Mediation

Streitigkeiten lassen sich außergerichtlich lösen

Mit einer Mediation erhalten Konfliktbeteiligte, auch Medianden genannt, die Möglichkeit, ohne Schlichtungsstelle oder ein langwieriges Gerichtsverfahren eine Auseinandersetzung konstruktiv und auf freiwilliger Basis beizulegen.

Mediation - Konfliktparteien erarbeiten freiwillige Lösungsansätze

Der Begriff Mediation stammt aus dem Lateinischen und bedeutet im Grunde nichts anderes als eine freiwillige Beilegung von Auseinandersetzungen. Konstruktiv werden zwischen den Konfliktparteien, auch Medianden genannt, und dem neutralen Mediator, der die Vermittlung wertfrei begleitet, Lösungsansätze ausgearbeitet. Durch die Vermittlung kann es gelingen, eine gemeinschaftliche Vereinbarung zu finden, ohne ein Schiedsgericht oder eine Schlichtungsstelle bemühen zu müssen. Der Mediator ist verantwortlich für die korrekte Durchführung des Verfahrens, ohne eigene Entscheidungen einzubringen.

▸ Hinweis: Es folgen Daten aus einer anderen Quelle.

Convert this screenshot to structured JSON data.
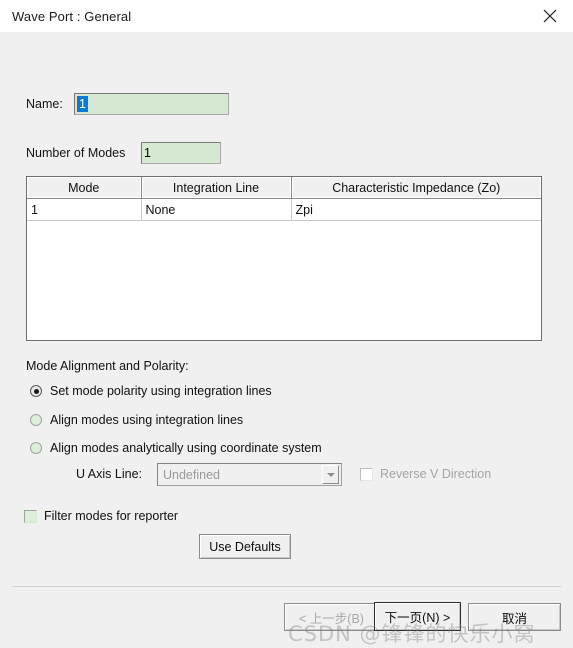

Die Mediation, wie sie heute durchgeführt wird, verfolgt Ansätze, die auf unterschiedlichen Erkenntnissen verschiedener Wissenschaften basieren. Dazu gehören die Kommunikations- und Konfliktwissenschaft sowie die humanistische Psychologie. Im Mittelpunkt der konstruktiven Konfliktbehebung steht das eigenverantwortliche Handeln aller an der Auseinandersetzung Beteiligten. Ohne eine einvernehmliche Zustimmung aller Konfliktparteien dürfen keine verbindlichen Entscheidungen getroffen werden. Die Schuldfrage einer Auseinandersetzung steht bei der freiwilligen Vermittlung, ähnlich wie bei einer Schlichtung, nicht im Mittelpunkt.

Mediation: systematischer Konfliktausgleich

Die einvernehmliche Vermittlung, die Mediation, verfolgt eine freiwillige Einigung aller am Konflikt beteiligten Parteien, ohne jedoch das Verhalten der Teilnehmer zu steuern. Lediglich wenn dies zur Konfliktbeilegung beiträgt, wird der Mediator dies unterstützen. Verfahren dieser Art werden in der Praxis meist bei einer Regelung von Vermögensfragen oder bei Ehescheidungen eingesetzt. Auch ein Streit um die elterliche Sorge nach einer Trennung sowie die Fortsetzung der Zusammenarbeit zweier zerstrittener Unternehmen lässt sich über eine Mediation außergerichtlich klären, was Kosten spart.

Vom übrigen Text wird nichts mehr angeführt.